Outre l’aile pour les détenus de droit commun, la prison de Qarnada est composée de deux sections sous le contrôle de l’agence de sécurité intérieure et de la police militaire. Lors de la reprise par les forces armées du maréchal Haftar des territoires contrôlés, à partir de 2014, par l’organisation Etat islamique (EI) et Al-Qaida, de nombreux djihadistes ou sympathisants, réels ou supposés, y ont été incarcérés sur la base parfois de simples soupçons. Des voix critiques du régime y ont également été enfermées.

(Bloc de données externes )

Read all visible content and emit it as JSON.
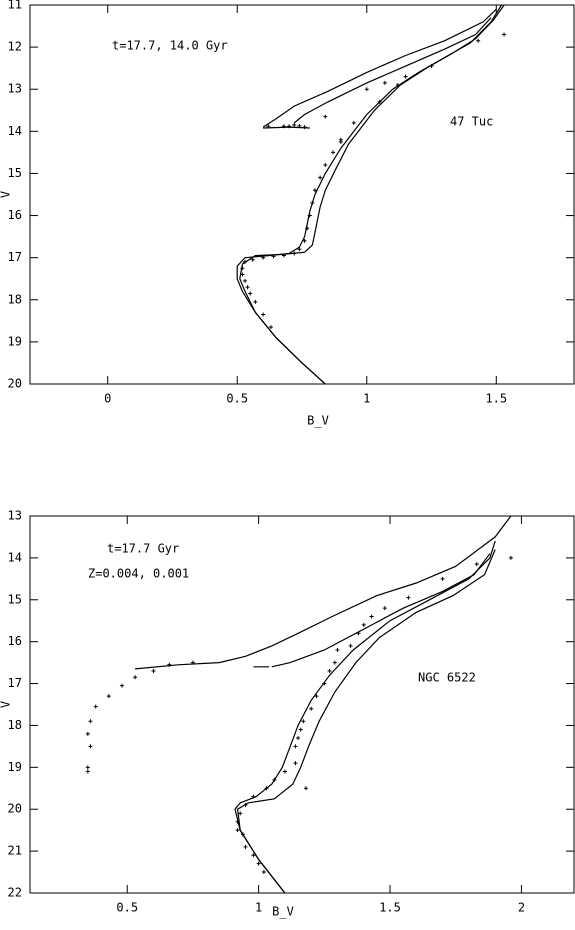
{
  "chart_data": [
    {
      "type": "scatter",
      "xlabel": "B_V",
      "ylabel": "V",
      "annotations": [
        "t=17.7, 14.0 Gyr",
        "47 Tuc"
      ],
      "xlim": [
        -0.3,
        1.8
      ],
      "xticks": [
        0,
        0.5,
        1,
        1.5
      ],
      "ylim": [
        20,
        11
      ],
      "yticks": [
        11,
        12,
        13,
        14,
        15,
        16,
        17,
        18,
        19,
        20
      ],
      "series": [
        {
          "mode": "line",
          "color": "#000000",
          "x": [
            0.84,
            0.75,
            0.65,
            0.57,
            0.52,
            0.5,
            0.5,
            0.53,
            0.62,
            0.7,
            0.74,
            0.76,
            0.77,
            0.78,
            0.8,
            0.84,
            0.9,
            1.0,
            1.1,
            1.2,
            1.3,
            1.4,
            1.48,
            1.52
          ],
          "values": [
            20,
            19.5,
            18.9,
            18.3,
            17.8,
            17.5,
            17.2,
            17.0,
            16.95,
            16.9,
            16.75,
            16.5,
            16.2,
            15.9,
            15.5,
            15.0,
            14.4,
            13.6,
            13.0,
            12.6,
            12.25,
            11.9,
            11.4,
            11.0
          ]
        },
        {
          "mode": "line",
          "color": "#000000",
          "x": [
            0.84,
            0.75,
            0.65,
            0.57,
            0.53,
            0.51,
            0.52,
            0.57,
            0.68,
            0.76,
            0.79,
            0.8,
            0.81,
            0.82,
            0.84,
            0.88,
            0.93,
            1.03,
            1.13,
            1.23,
            1.33,
            1.42,
            1.49,
            1.53
          ],
          "values": [
            20,
            19.5,
            18.9,
            18.3,
            17.8,
            17.5,
            17.15,
            16.95,
            16.92,
            16.87,
            16.7,
            16.4,
            16.1,
            15.8,
            15.4,
            14.9,
            14.3,
            13.5,
            12.9,
            12.5,
            12.15,
            11.8,
            11.35,
            11.0
          ]
        },
        {
          "mode": "line",
          "color": "#000000",
          "x": [
            0.6,
            0.65,
            0.72,
            0.85,
            1.0,
            1.15,
            1.3,
            1.45,
            1.5
          ],
          "values": [
            13.9,
            13.7,
            13.4,
            13.05,
            12.6,
            12.2,
            11.85,
            11.4,
            11.1
          ]
        },
        {
          "mode": "line",
          "color": "#000000",
          "x": [
            0.72,
            0.76,
            0.85,
            1.0,
            1.15,
            1.3,
            1.42,
            1.48
          ],
          "values": [
            13.8,
            13.6,
            13.3,
            12.85,
            12.45,
            12.05,
            11.7,
            11.3
          ]
        },
        {
          "mode": "line",
          "color": "#000000",
          "x": [
            0.6,
            0.7,
            0.78
          ],
          "values": [
            13.92,
            13.9,
            13.92
          ]
        },
        {
          "mode": "points",
          "color": "#000000",
          "x": [
            0.53,
            0.52,
            0.52,
            0.53,
            0.54,
            0.55,
            0.57,
            0.6,
            0.63,
            0.56,
            0.6,
            0.64,
            0.68,
            0.72,
            0.74,
            0.76,
            0.77,
            0.78,
            0.79,
            0.8,
            0.82,
            0.84,
            0.87,
            0.9,
            0.9,
            0.95,
            1.0,
            1.05,
            1.07,
            1.12,
            1.15,
            1.25,
            1.43,
            1.53,
            0.62,
            0.68,
            0.7,
            0.72,
            0.74,
            0.76,
            0.84
          ],
          "values": [
            17.1,
            17.25,
            17.4,
            17.55,
            17.7,
            17.85,
            18.05,
            18.35,
            18.65,
            17.05,
            17.0,
            16.97,
            16.95,
            16.9,
            16.8,
            16.6,
            16.3,
            16.0,
            15.7,
            15.4,
            15.1,
            14.8,
            14.5,
            14.25,
            14.2,
            13.8,
            13.0,
            13.3,
            12.85,
            12.9,
            12.7,
            12.45,
            11.85,
            11.7,
            13.88,
            13.88,
            13.88,
            13.85,
            13.87,
            13.9,
            13.65
          ]
        }
      ]
    },
    {
      "type": "scatter",
      "xlabel": "B_V",
      "ylabel": "V",
      "annotations": [
        "t=17.7 Gyr",
        "Z=0.004, 0.001",
        "NGC 6522"
      ],
      "xlim": [
        0.13,
        2.2
      ],
      "xticks": [
        0.5,
        1,
        1.5,
        2
      ],
      "ylim": [
        22,
        13
      ],
      "yticks": [
        13,
        14,
        15,
        16,
        17,
        18,
        19,
        20,
        21,
        22
      ],
      "series": [
        {
          "mode": "line",
          "color": "#000000",
          "x": [
            1.1,
            1.0,
            0.93,
            0.91,
            0.93,
            0.99,
            1.05,
            1.09,
            1.12,
            1.15,
            1.2,
            1.27,
            1.36,
            1.5,
            1.65,
            1.8,
            1.88,
            1.9
          ],
          "values": [
            22,
            21.2,
            20.5,
            20.0,
            19.85,
            19.7,
            19.4,
            19.0,
            18.5,
            18.0,
            17.4,
            16.8,
            16.2,
            15.5,
            15.0,
            14.5,
            14.0,
            13.6
          ]
        },
        {
          "mode": "line",
          "color": "#000000",
          "x": [
            1.1,
            1.0,
            0.93,
            0.92,
            0.96,
            1.06,
            1.13,
            1.16,
            1.19,
            1.23,
            1.29,
            1.37,
            1.46,
            1.6,
            1.74,
            1.86,
            1.9
          ],
          "values": [
            22,
            21.2,
            20.5,
            20.0,
            19.85,
            19.75,
            19.4,
            19.0,
            18.5,
            17.9,
            17.2,
            16.5,
            15.9,
            15.3,
            14.9,
            14.4,
            13.8
          ]
        },
        {
          "mode": "line",
          "color": "#000000",
          "x": [
            0.53,
            0.7,
            0.85,
            0.95,
            1.05,
            1.15,
            1.28,
            1.45,
            1.6,
            1.75,
            1.9,
            1.96
          ],
          "values": [
            16.65,
            16.55,
            16.5,
            16.35,
            16.1,
            15.8,
            15.4,
            14.9,
            14.6,
            14.2,
            13.5,
            13.0
          ]
        },
        {
          "mode": "line",
          "color": "#000000",
          "x": [
            1.05,
            1.12,
            1.25,
            1.4,
            1.55,
            1.7,
            1.82,
            1.88
          ],
          "values": [
            16.6,
            16.5,
            16.2,
            15.7,
            15.2,
            14.8,
            14.4,
            13.9
          ]
        },
        {
          "mode": "line",
          "color": "#000000",
          "x": [
            0.98,
            1.04
          ],
          "values": [
            16.6,
            16.6
          ]
        },
        {
          "mode": "points",
          "color": "#000000",
          "x": [
            0.35,
            0.35,
            0.36,
            0.35,
            0.36,
            0.38,
            0.43,
            0.48,
            0.53,
            0.6,
            0.66,
            0.75,
            0.92,
            0.92,
            0.93,
            0.95,
            0.98,
            1.03,
            1.06,
            1.1,
            1.14,
            1.18,
            1.14,
            1.15,
            1.16,
            1.17,
            1.2,
            1.22,
            1.25,
            1.27,
            1.29,
            1.3,
            1.35,
            1.38,
            1.4,
            1.43,
            1.48,
            1.57,
            1.7,
            1.83,
            1.96,
            0.94,
            0.95,
            0.98,
            1.0,
            1.02
          ],
          "values": [
            19.1,
            19.0,
            18.5,
            18.2,
            17.9,
            17.55,
            17.3,
            17.05,
            16.85,
            16.7,
            16.55,
            16.5,
            20.5,
            20.3,
            20.1,
            19.9,
            19.7,
            19.5,
            19.3,
            19.1,
            18.9,
            19.5,
            18.5,
            18.3,
            18.1,
            17.9,
            17.6,
            17.3,
            17.0,
            16.7,
            16.5,
            16.2,
            16.1,
            15.8,
            15.6,
            15.4,
            15.2,
            14.95,
            14.5,
            14.15,
            14.0,
            20.6,
            20.9,
            21.1,
            21.3,
            21.5
          ]
        }
      ]
    }
  ]
}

« La plupart des personnes détenues n’ont jamais eu de procès équitable devant un tribunal civil, observe Diana Eltahawy. S’il y a eu des procédures, elles se sont déroulées devant des tribunaux militaires qui ne peuvent être considérés comme impartiaux et indépendants de quelque manière que ce soit, puisqu’ils font partie de l’ANL. »
Les violences perpétrées à Qarnada ne font pas exception dans le système carcéral libyen. « C’est une chose qui est malheureusement systématique à travers la Libye, à l’est comme à l’ouest, quels que soient les groupes armés qui contrôlent les centres de détention », regrette la responsable d’Amnesty International, citant plusieurs milices liées au « gouvernement d’union nationale », reconnu par la communauté internationale et siégeant à Tripoli (ouest). « Pour changer les choses, il faut briser le cycle de l’impunité qui caractérise la Libye post-Kadhafi », préconise-t-elle.